Le Courrier quotidien ont rapporté une forte baisse du trafic de référence de Google, avec près de 50% de clics en moins depuis le lancement du mode IA.
La recherche soutient ces préoccupations: Bien que les résultats de recherche traditionnels soient cliqués à environ 15% du temps, les liens intégrés dans les résumés d’IA ne reçoivent que 1% de l’engagement des utilisateurs.
Les éditeurs disent que cette baisse drastique du trafic pourrait être financièrement dévastatrice, en particulier pour les points de vente indépendants.
Google, cependant, conteste les données, faisant valoir que le mode AI introduit de nouvelles opportunités d’exposition et insiste sur le fait qu’elle expérimente toujours la façon dont le contenu est présenté.
Poussez pour la protection du droit d’auteur
Au milieu de la frustration croissante, les organismes de presse appellent à des lois sur le droit d’auteur plus solides et aux garanties réglementaires. Plusieurs éditeurs ont déposé des plaintes officielles auprès des autorités du Royaume-Uni et de l’UE, les exhortant à imposer des options de désactivation pour la formation et la présentation du contenu de l’IA.

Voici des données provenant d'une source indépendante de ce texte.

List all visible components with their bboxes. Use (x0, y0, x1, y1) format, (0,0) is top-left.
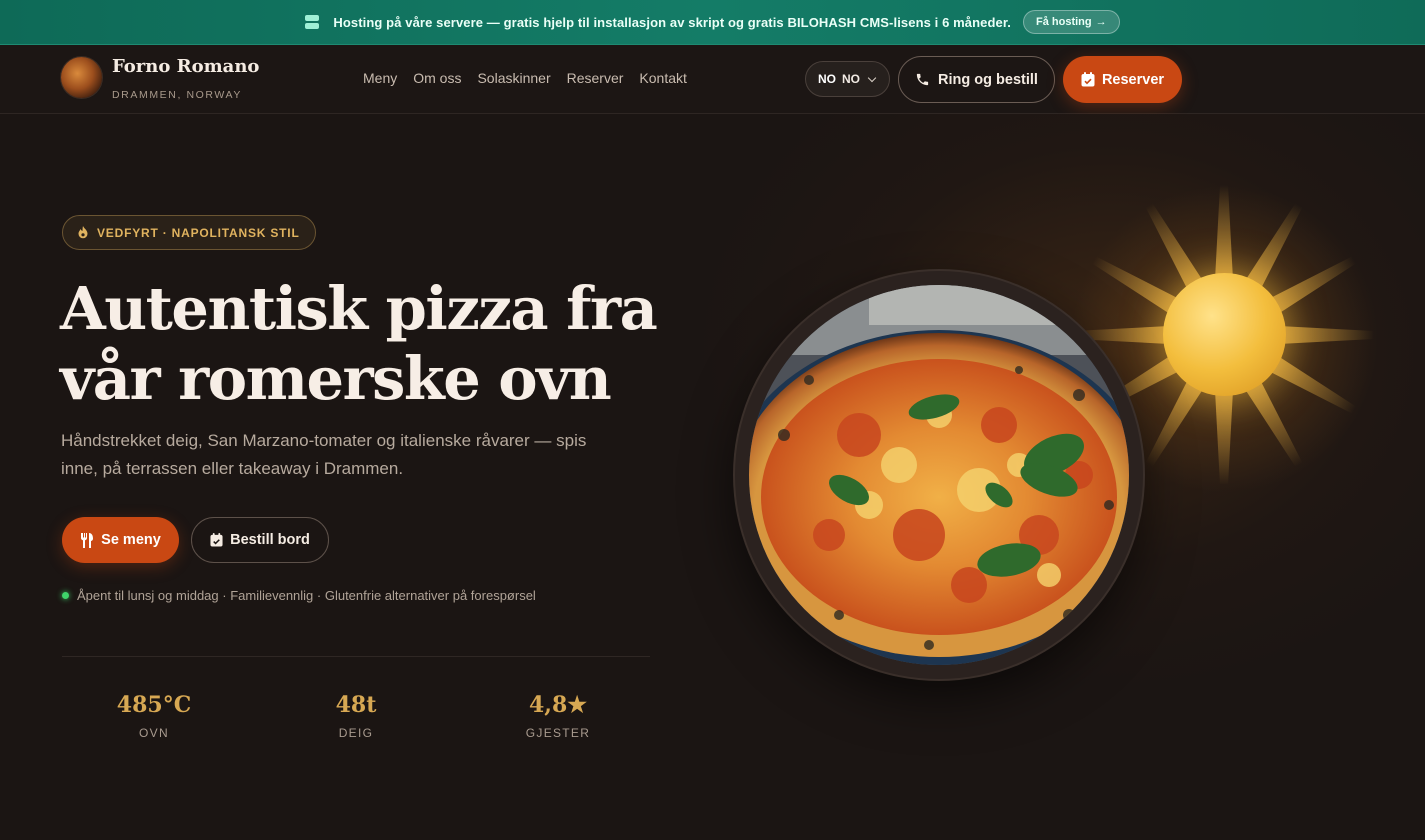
hero-badge-text: VEDFYRT · NAPOLITANSK STIL (97, 225, 300, 240)
language-code: NO (842, 72, 860, 86)
call-order-button[interactable]: Ring og bestill (898, 56, 1055, 103)
reserve-button[interactable]: Reserver (1063, 56, 1182, 103)
hero-headline: Autentisk pizza fra vår romerske ovn (60, 274, 680, 414)
hero-badge: VEDFYRT · NAPOLITANSK STIL (62, 215, 316, 250)
pizza-image (749, 285, 1129, 665)
hero-section: VEDFYRT · NAPOLITANSK STIL Autentisk piz… (0, 114, 1425, 840)
status-dot-icon (62, 592, 69, 599)
nav-link-kontakt[interactable]: Kontakt (639, 70, 686, 86)
book-table-label: Bestill bord (230, 532, 310, 548)
nav-link-om-oss[interactable]: Om oss (413, 70, 461, 86)
call-order-label: Ring og bestill (938, 71, 1038, 88)
language-selector[interactable]: NO NO (805, 61, 890, 97)
stats-divider (62, 656, 650, 657)
stat-value: 485°C (116, 692, 192, 718)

L’Autorité britannique sur la compétition et les marchés a reconnu la position dominante de Google dans la recherche et a signalé une intervention potentielle pour assurer un terrain de jeu équitable.
Mais Google soutient que l’offre d’opt-outs sélectifs pourrait saper le développement de l’IA et ne fournit actuellement aucun mécanisme d’exclusion de contenu.
Cette ligne d’intensification reflète des questions juridiques et éthiques plus larges sur l’utilisation de l’IA générative, la propriété du contenu numérique et l’avenir de la transparence sur Internet.
Un point de basculement pour le web ouvert
Alors que Google continue d’étendre le mode IA, les critiques mettent en garde contre un risque croissant: un Internet de plus en plus fermé où un géant de la technologie unique contrôle l’accès à l’information, laissant les organisations de presse avec peu de recours et encore moins de revenus.
Alors que Google vante la fonctionnalité comme une innovation axée sur l’utilisateur, ses critiques le voient comme une menace pour le Web ouvert et un rappel brutal que les progrès technologiques ont souvent un coût.
La bataille sur la recherche alimentée par l’IA ne fait que commencer, et son résultat peut remodeler non seulement la façon dont nous recherchons, mais comment le journalisme survit dans un monde motivé par des algorithmes.